В холодной гостинице, где не было печей и нельзя было обогреться после дороги, коридорный — мальчик лет пятнадцати — показал мне тесную комнату. Мальчик принес в номер керосиновую лампу. Пока я разбирал вещи, он стоял у дверей в мокрых отцовских сапогах и смотрел на меня с тревожным любопытством.
— Вы его защищать приехали? — спросил он тихо и заплакал, вытирая длинным рукавом слезы. — Сегодня его перевели с острова. Я видел, как он сошел с катера, — высокий такой, светлый. Посмотрел кругом на людей, а людей было много, и люди все заплакали. Все наши, очаковские, — и женщины, и рыбаки, и кое-кто из ребят. Он махнул нам рукой, и его увели.
Да, много было тогда слез, что и говорить! Изредка мне случалось посещать дома простых людей в Очакове. Я не могу передать, как это было тягостно.
Город притих, сжался. Несчастье вошло в дома, погасило очаги и приглушило голоса. Мне чудилось тогда, что по ночам город не спит.

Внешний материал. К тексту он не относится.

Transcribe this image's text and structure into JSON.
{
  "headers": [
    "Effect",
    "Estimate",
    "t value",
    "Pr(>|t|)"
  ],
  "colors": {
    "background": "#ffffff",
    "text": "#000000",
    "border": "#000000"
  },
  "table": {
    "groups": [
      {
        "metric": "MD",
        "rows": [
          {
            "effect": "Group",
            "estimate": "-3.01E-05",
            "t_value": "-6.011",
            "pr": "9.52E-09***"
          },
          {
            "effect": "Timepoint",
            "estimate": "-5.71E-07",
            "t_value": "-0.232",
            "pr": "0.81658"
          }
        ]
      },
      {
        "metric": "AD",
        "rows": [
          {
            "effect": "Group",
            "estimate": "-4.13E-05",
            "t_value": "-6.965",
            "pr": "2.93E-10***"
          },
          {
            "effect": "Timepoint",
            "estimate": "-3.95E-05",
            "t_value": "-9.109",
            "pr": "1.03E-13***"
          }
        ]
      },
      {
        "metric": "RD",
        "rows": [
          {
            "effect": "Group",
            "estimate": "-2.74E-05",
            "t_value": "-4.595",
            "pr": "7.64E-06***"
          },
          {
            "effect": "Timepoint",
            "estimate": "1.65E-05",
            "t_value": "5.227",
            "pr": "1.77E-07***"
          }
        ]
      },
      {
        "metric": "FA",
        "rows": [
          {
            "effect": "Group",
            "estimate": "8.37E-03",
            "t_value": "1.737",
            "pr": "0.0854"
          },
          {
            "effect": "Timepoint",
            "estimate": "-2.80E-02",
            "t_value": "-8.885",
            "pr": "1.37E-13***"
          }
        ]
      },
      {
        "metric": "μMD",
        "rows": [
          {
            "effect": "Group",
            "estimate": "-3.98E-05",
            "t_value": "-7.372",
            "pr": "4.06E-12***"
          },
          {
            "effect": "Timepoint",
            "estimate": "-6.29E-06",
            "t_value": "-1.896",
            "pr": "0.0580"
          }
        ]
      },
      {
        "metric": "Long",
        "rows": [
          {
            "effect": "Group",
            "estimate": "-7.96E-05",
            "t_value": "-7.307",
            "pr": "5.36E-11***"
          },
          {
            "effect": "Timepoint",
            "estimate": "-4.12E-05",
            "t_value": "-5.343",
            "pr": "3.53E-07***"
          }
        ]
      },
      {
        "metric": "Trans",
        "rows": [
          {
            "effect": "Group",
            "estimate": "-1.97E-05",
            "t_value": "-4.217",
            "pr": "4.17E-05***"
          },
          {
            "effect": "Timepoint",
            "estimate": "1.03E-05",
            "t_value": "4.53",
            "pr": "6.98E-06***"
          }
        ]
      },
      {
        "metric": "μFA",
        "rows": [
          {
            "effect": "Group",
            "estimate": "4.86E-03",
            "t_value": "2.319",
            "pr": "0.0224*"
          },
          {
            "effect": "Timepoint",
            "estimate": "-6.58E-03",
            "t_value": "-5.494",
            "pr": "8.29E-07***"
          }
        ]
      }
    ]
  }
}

Люди лежат в темноте, прислушиваются к заунывному шуму ветра и думают о последних часах его жизни.
Раз уж я заговорил о слезах, то позвольте рассказать вам еще один случай.
В первый день суда сестра Шмидта вышла к гауптвахте, чтобы хотя издали увидеть брата.
Первыми вывели матросов-очаковцев. Их одели на суд, как на праздник. Сестра Шмидта, глядя на них, заплакала.
— Плачет… — прошел по рядам матросов глухой шепот. — Это сестра Шмидта… Плачет по нас…
Матросы сняли бескозырки — ничем другим они не могли выразить ей свое сострадание и благодарность.
— Если бы в эту минуту, — говорила потом сестра Шмидта, — можно было стать на колени, я поклонилась бы им до земли.
Не взыщите, — я с трудом вспоминаю эти дни. Придется говорить покороче.
Я слышал его последнюю речь на суде. Он сделал все, чтобы спасти матросов. Этой речью он вырвал у суда не меньше десяти жизней. Я не помню всей речи. Я приведу вам только несколько слов.
„Предсмертная серьезность моего положения, — сказал он, — побуждает меня еще раз сказать вам о тех молодых жизнях, которые ждут со мной приговора. Никого из них нельзя карать равным со мной образом. Сама правда требует, чтобы я один ответил за это дело в полной мере, сама правда повелевает выделить меня.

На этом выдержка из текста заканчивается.